Insurance agent trade groups are forecasting a doomsday scenario for broker-dealers and their agents under a uniform fiduciary standard as suggested by a recent Securities and Exchange Commission staff study.
But a personal liability underwriter and an insurance company with a broker-dealer say such doom-and-gloom forecasts are, at best, premature.
In a statement after the SEC staff study was released, officials of the National Association of Insurance and Financial Advisors and the Association for Advanced Life Underwriting said the staff study does not appropriately recognize that such uniformity could harm middle and lower-market investors.
But, Ross Herlands, an underwriter with Aspen Specialty Insurance in New York, said that "a fiduciary standard could look a lot of different ways."
"It could result in guidelines that could demand greater disclosure, or it could be much more intrusive," Mr. Herlands said.
"So any comment is speculative, given that the agency could go in several different directions," Mr. Herlands say.
A spokesman for Mass Mutual Insurance Company, Springfield, Mass., said it supports a uniform fiduciary standard of care for broker dealers and investment advisers.
"In its recent study, we feel the SEC has articulated a prudent approach for providing investment investment advice for customers, and agree that a uniform standard should be neutral to any business model," the spokesman said.

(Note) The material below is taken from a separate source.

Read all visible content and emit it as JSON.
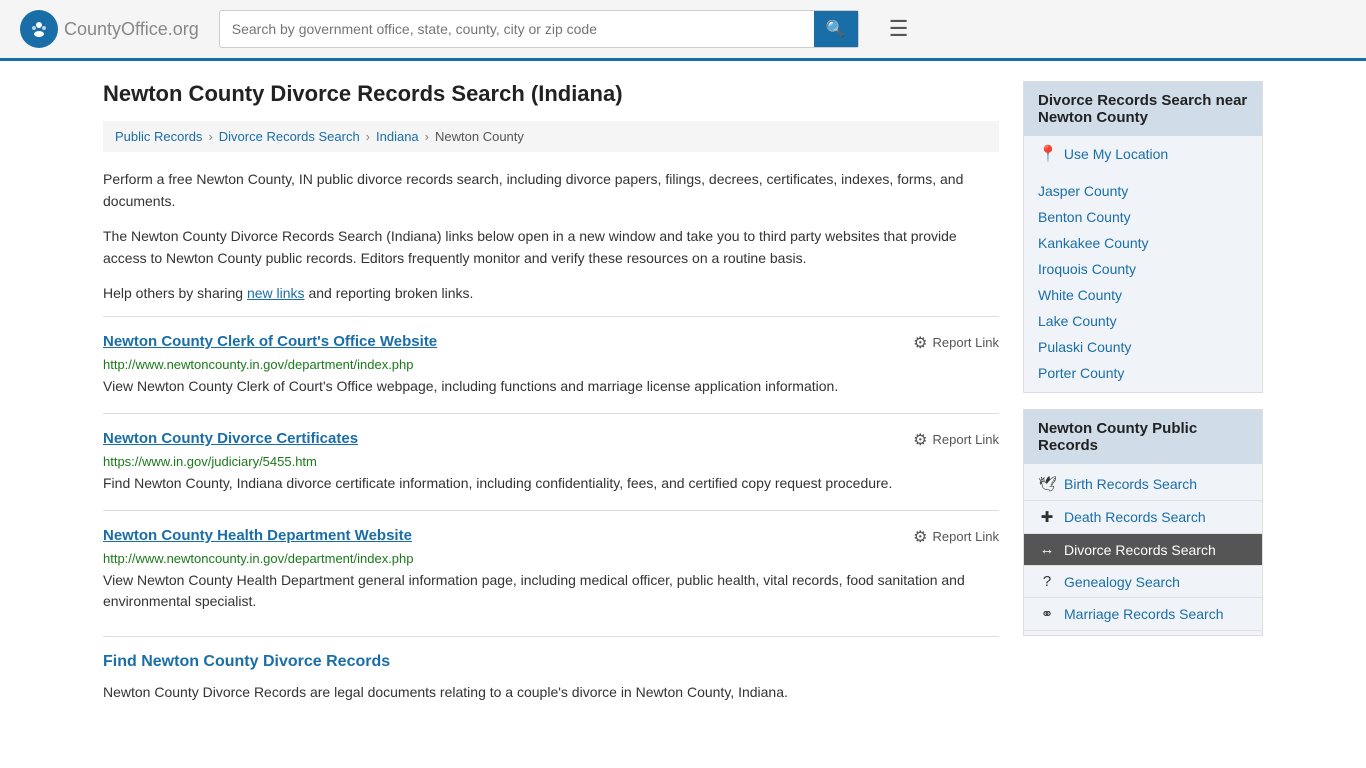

"The recommendations in the SEC study were developed with a view toward minimizing costs and ensuring that investors continue to have access to products that help provide financial security, both of which directly benefit consumers," the Mass Mutual spokesman said.
"While we continue to watch these developments, we do not expect these recommendations to have a significant impact on MassMutual," the spokesman said.
In his statement, Terry Headley, president of NAIFA, said that, "NAIFA is concerned that the potential additional costs and increased potential for liability of applying a 'one size fits all' fiduciary standard of care to the broker-dealer business model could result in middle- and lower-market investors having less access to the account services and investment advice that are currently being delivered by registered representatives of broker-dealers."
AALU President Nat Perlmutter added added that, "We believe investors could be hurt, rather than helped, by such an action, reducing access to, and increasing the cost of, important financial products and services."
Herlands, the professional liability underwriter, cautioned, however that, "this is only a staff study," and the SEC must first draft a rule and submit to it to industry comment.
"Therefore, the industry will have input, and a chance to craft the rule to something it could live with," he said.
In general, he said that, "We will not see a change for perhaps several years.
"There will be industry battles to shape the final regulation and there will be a transition period," he said. "So, looking into the future is difficult."